The oldest tree I ever met was a craggy and shaggy sycamore that lived a few miles from my childhood home. Our Girl Scout troop visited it once, probably in the late 1960s. We were told then that it was either the oldest or the largest tree in the state. Or was it the country? I forget. I remember that its arms stretched over the front yard of a farmhouse that was otherwise surrounded by cornfields. One huge branch almost touched the ground. We could have climbed up and sat on it, but we were warned against doing so. Someone was worried that the branch would break off under our weight. Being an avid tree climber myself, I was disappointed. The tree was great to look at. But I longed to clamber over that one branch and to sit among its massive leaves for a while. I would have been careful. I wouldn’t have broken it.
Fast forward, forty years. Now most of the cornfields are gone from this area. They’ve been replaced by a four-lane highway, strips of businesses and eateries, and a road leading to the Old Sycamore Industrial Park. It’s ridiculous. I feel a sense of indignation whenever I pass by the intersection.
I voiced this opinion to a childhood friend recently, as he and I were riding along the main road. “It’s too bad that the only legacies left of the tree are its name and its picture on that stupid sign,” I said.
“What are you talking about? The tree’s still there,” he said.
“No, really? I assumed it had fallen down or had been plowed under.”
We made a quick turn onto Old Tree Drive, passed a few faceless facades of warehouses, and then turned left into a small parking lot. Sure enough, there they both still stood: the farmhouse and the sycamore tree. I was amazed. The developers had chosen to leave them alone.
And yet: time and circumstances had aged the tree a great deal. Fresh leaves showed that the tree was still alive, but much of its main trunk had deteriorated and was missing. It seems never to have grown straight up toward the sky. Instead, it grew out and across the yard. The low main branch I remembered was now supported by a short post, and part of it had long settled on the ground. The higher main branch also rested on a large support timber. This sycamore was an even older man now, receding and wasting away, needing crutches. But it was still hanging on; still taking in carbon dioxide and giving us fresh oxygen in return. Thank you, Tree.
In the days that followed, I grew curious about this sycamore. Was it the oldest or the largest, within any political boundaries? I did some brief research. A contributor to a 1944 state tree book called “Penn’s Woods, 1682-1932,” said that this one was ‘Pennsylvania’s Most Massive Tree.” Local newspapers occasionally ran stories about the tree, but the articles didn’t include any accolades. I clicked on some web sites that documented the oldest or biggest trees in the country and in the world. But no one had yet registered “our” sycamore on these species lists. And I didn’t have any numbers to make accurate comparisons. So I did what Henry David Thoreau would have done. I went back to the site outfitted with a tape measure, a camera, a notebook, and an assistant.

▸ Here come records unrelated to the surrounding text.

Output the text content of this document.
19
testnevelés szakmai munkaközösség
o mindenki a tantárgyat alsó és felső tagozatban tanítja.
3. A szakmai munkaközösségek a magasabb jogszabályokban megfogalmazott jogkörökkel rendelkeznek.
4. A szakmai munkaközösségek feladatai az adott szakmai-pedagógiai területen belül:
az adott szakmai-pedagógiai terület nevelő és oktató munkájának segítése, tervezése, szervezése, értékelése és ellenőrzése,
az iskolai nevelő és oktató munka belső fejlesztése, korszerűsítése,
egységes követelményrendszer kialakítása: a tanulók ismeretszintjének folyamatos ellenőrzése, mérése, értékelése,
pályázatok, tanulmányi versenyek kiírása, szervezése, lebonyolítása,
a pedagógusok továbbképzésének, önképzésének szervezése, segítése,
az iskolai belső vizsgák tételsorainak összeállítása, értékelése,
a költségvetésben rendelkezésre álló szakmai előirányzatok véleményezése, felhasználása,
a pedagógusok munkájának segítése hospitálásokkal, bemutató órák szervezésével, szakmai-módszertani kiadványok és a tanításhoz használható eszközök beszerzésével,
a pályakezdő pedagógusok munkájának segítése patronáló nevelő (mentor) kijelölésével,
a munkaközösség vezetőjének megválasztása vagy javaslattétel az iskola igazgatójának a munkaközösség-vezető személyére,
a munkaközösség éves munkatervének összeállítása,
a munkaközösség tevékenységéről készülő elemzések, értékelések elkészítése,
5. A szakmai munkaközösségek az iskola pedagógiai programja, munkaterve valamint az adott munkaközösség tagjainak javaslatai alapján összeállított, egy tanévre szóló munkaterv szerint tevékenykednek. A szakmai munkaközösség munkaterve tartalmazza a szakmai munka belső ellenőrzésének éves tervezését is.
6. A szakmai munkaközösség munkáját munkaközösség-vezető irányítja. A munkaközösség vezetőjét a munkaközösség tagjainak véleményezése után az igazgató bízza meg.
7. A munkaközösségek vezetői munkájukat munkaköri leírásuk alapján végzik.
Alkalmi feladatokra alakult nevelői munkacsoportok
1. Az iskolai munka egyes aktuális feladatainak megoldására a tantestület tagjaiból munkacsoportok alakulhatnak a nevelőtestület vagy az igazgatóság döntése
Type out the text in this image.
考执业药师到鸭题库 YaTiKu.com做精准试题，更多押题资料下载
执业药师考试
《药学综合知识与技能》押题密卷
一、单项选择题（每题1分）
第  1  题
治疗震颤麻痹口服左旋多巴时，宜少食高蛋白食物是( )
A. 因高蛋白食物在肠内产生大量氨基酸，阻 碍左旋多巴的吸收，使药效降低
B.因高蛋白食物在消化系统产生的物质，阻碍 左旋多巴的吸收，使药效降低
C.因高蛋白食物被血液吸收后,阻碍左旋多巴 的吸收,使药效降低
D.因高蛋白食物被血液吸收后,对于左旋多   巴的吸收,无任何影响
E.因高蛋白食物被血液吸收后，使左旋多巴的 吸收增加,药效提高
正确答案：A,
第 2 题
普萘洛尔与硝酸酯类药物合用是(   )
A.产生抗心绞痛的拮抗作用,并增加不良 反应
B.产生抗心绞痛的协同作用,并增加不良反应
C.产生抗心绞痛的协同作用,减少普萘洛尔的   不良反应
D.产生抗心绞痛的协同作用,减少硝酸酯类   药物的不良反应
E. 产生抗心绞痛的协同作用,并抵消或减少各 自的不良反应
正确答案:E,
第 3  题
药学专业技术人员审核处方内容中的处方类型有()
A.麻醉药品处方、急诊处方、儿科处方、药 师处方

We measured the girth – or, what remains of it – at 25 feet around. The low branch is about 70 feet long and is generally about 7 ½ feet in circumference. We can estimate that its age is somewhere in the 300-350 year range, taking it back to a time when this place really WAS part of Penn’s Woods and was merely a colony. I registered the tree on an international Monumental Trees web site. According to the lists assembled there, this one may not be the oldest or the biggest sycamore tree in Pennsylvania. One in Lansdowne may beat it out by 100 years.
Our sycamore may not be an award winner or a “witness tree,” but it has witnessed quite a lot. We can be proud of its history and its stamina, and we can admire it for as long as it is able to live with us. And yes, I still desperately want to climb over that low branch. I haven’t … yet.
(Thanks to Paul Martin, Jr., for his help in this rediscovery.)